Players who joined LIV Golf will not be welcome at next month’s Seminole Pro-Member, a high-profile event played the Monday after the Honda Classic at venerable Seminole Golf Club in Juno Beach, Florida.
Seminole president Jimmy Dunne told Golfweek that the club is doing “what we have always done. PGA Tour players get the first priority.” Dunne lost friends in the September 11 terrorist attack on the World Trade Center, where his company was located, and has been outspoken in his opposition of the Saudi-backed LIV Golf league.
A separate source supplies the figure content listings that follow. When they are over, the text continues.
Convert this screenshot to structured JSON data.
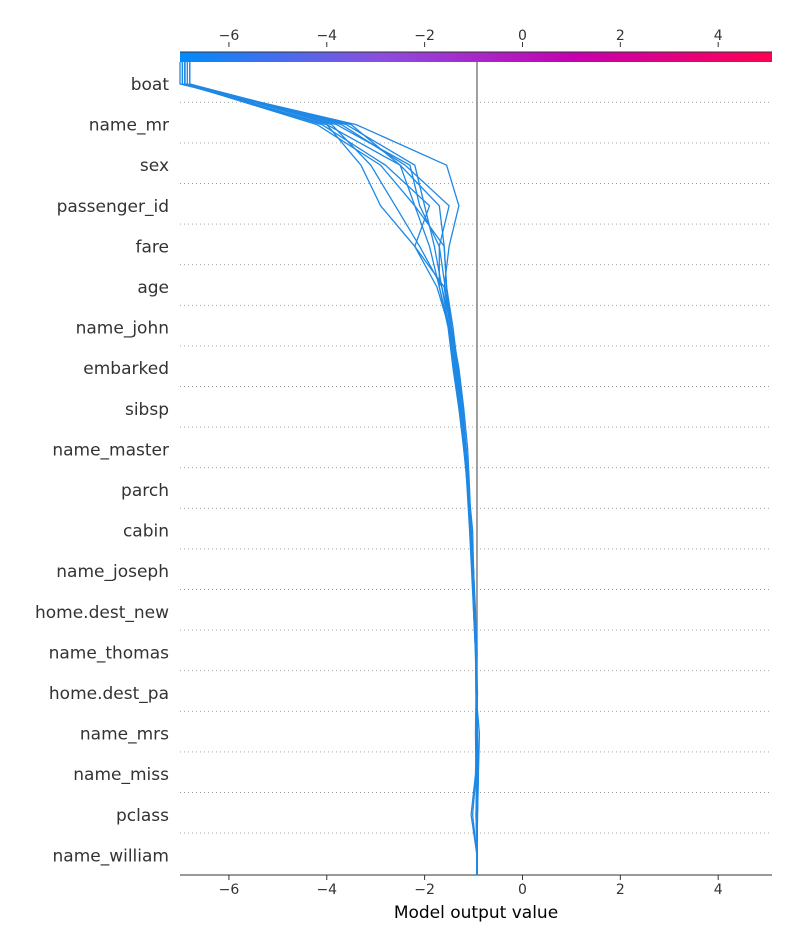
{
  "chart_data": {
    "type": "line",
    "xlabel": "Model output value",
    "xlim": [
      -7,
      5.1
    ],
    "xticks": [
      {
        "value": -6,
        "label": "−6"
      },
      {
        "value": -4,
        "label": "−4"
      },
      {
        "value": -2,
        "label": "−2"
      },
      {
        "value": 0,
        "label": "0"
      },
      {
        "value": 2,
        "label": "2"
      },
      {
        "value": 4,
        "label": "4"
      }
    ],
    "base_value": -0.93,
    "features": [
      "boat",
      "name_mr",
      "sex",
      "passenger_id",
      "fare",
      "age",
      "name_john",
      "embarked",
      "sibsp",
      "name_master",
      "parch",
      "cabin",
      "name_joseph",
      "home.dest_new",
      "name_thomas",
      "home.dest_pa",
      "name_mrs",
      "name_miss",
      "pclass",
      "name_william"
    ],
    "colorbar": {
      "colors": [
        "#008bfb",
        "#8a4fe0",
        "#c600b0",
        "#ff0052"
      ]
    },
    "line_color": "#1e88e5",
    "grid": "dotted-horizontal",
    "series": [
      {
        "values": [
          -0.93,
          -0.92,
          -0.9,
          -0.88,
          -0.95,
          -0.96,
          -1.0,
          -1.02,
          -1.05,
          -1.1,
          -1.15,
          -1.25,
          -1.35,
          -1.45,
          -1.55,
          -1.6,
          -1.7,
          -2.5,
          -4.0,
          -6.9
        ]
      },
      {
        "values": [
          -0.93,
          -0.95,
          -0.92,
          -0.94,
          -0.93,
          -0.95,
          -0.98,
          -1.0,
          -1.02,
          -1.1,
          -1.2,
          -1.28,
          -1.4,
          -1.5,
          -1.65,
          -1.8,
          -2.0,
          -2.2,
          -3.6,
          -6.8
        ]
      },
      {
        "values": [
          -0.93,
          -0.93,
          -0.94,
          -0.92,
          -0.94,
          -0.93,
          -0.96,
          -1.0,
          -1.05,
          -1.08,
          -1.12,
          -1.2,
          -1.3,
          -1.45,
          -1.6,
          -1.5,
          -1.3,
          -1.55,
          -3.4,
          -6.95
        ]
      },
      {
        "values": [
          -0.93,
          -1.05,
          -0.96,
          -0.94,
          -0.92,
          -0.95,
          -0.97,
          -1.0,
          -1.06,
          -1.12,
          -1.18,
          -1.22,
          -1.32,
          -1.42,
          -1.55,
          -1.6,
          -2.2,
          -2.9,
          -4.2,
          -6.9
        ]
      },
      {
        "values": [
          -0.93,
          -0.92,
          -0.9,
          -0.92,
          -0.93,
          -0.95,
          -0.98,
          -1.02,
          -1.05,
          -1.1,
          -1.15,
          -1.25,
          -1.35,
          -1.45,
          -1.58,
          -1.7,
          -1.5,
          -2.4,
          -3.7,
          -6.85
        ]
      },
      {
        "values": [
          -0.93,
          -1.02,
          -0.95,
          -0.93,
          -0.94,
          -0.96,
          -0.99,
          -1.03,
          -1.07,
          -1.12,
          -1.2,
          -1.3,
          -1.42,
          -1.52,
          -1.7,
          -1.9,
          -2.2,
          -2.5,
          -3.5,
          -7.0
        ]
      },
      {
        "values": [
          -0.93,
          -0.94,
          -0.95,
          -0.96,
          -0.95,
          -0.96,
          -1.0,
          -1.04,
          -1.08,
          -1.13,
          -1.18,
          -1.25,
          -1.32,
          -1.45,
          -1.65,
          -2.1,
          -2.6,
          -3.1,
          -3.9,
          -6.8
        ]
      },
      {
        "values": [
          -0.93,
          -0.93,
          -0.92,
          -0.94,
          -0.93,
          -0.95,
          -0.97,
          -1.01,
          -1.05,
          -1.1,
          -1.15,
          -1.22,
          -1.33,
          -1.48,
          -1.6,
          -2.2,
          -1.9,
          -2.8,
          -4.1,
          -6.9
        ]
      },
      {
        "values": [
          -0.93,
          -0.95,
          -0.94,
          -0.93,
          -0.95,
          -0.94,
          -0.98,
          -1.02,
          -1.06,
          -1.11,
          -1.17,
          -1.24,
          -1.36,
          -1.5,
          -1.75,
          -2.2,
          -2.9,
          -3.3,
          -4.0,
          -6.95
        ]
      },
      {
        "values": [
          -0.93,
          -0.94,
          -0.93,
          -0.93,
          -0.94,
          -0.95,
          -0.98,
          -1.01,
          -1.05,
          -1.1,
          -1.16,
          -1.26,
          -1.38,
          -1.5,
          -1.7,
          -1.7,
          -2.1,
          -2.3,
          -3.8,
          -6.9
        ]
      }
    ]
  }
}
Dunne has played the Pro-Member in the past with Dustin Johnson and Phil Mickelson, who both joined LIV Golf last year and were suspended by the PGA Tour. He’ll play with Max Homa this year.
“Candidly, I have a pretty good relationship with most people,” Dunne told Golfweek. “These guys had a choice to make, but they’ve made it. That’s it. I’m not going to say something nasty about guys who participated in the past.”
Dunne was added to the Tour’s policy board as an independent director this year, a job he described as “a war-time deal,” a reference to the ongoing divide between the circuit and LIV Golf.
He’s also found himself in the legal crosshairs of LIV Golf as an Augusta National member. Dunne, along with nearly two dozen other club members, including chairman Fred Ridley, have been subpoenaed in the discovery process by LIV Golf in the ongoing antitrust lawsuit that was filed last year in U.S. District Court.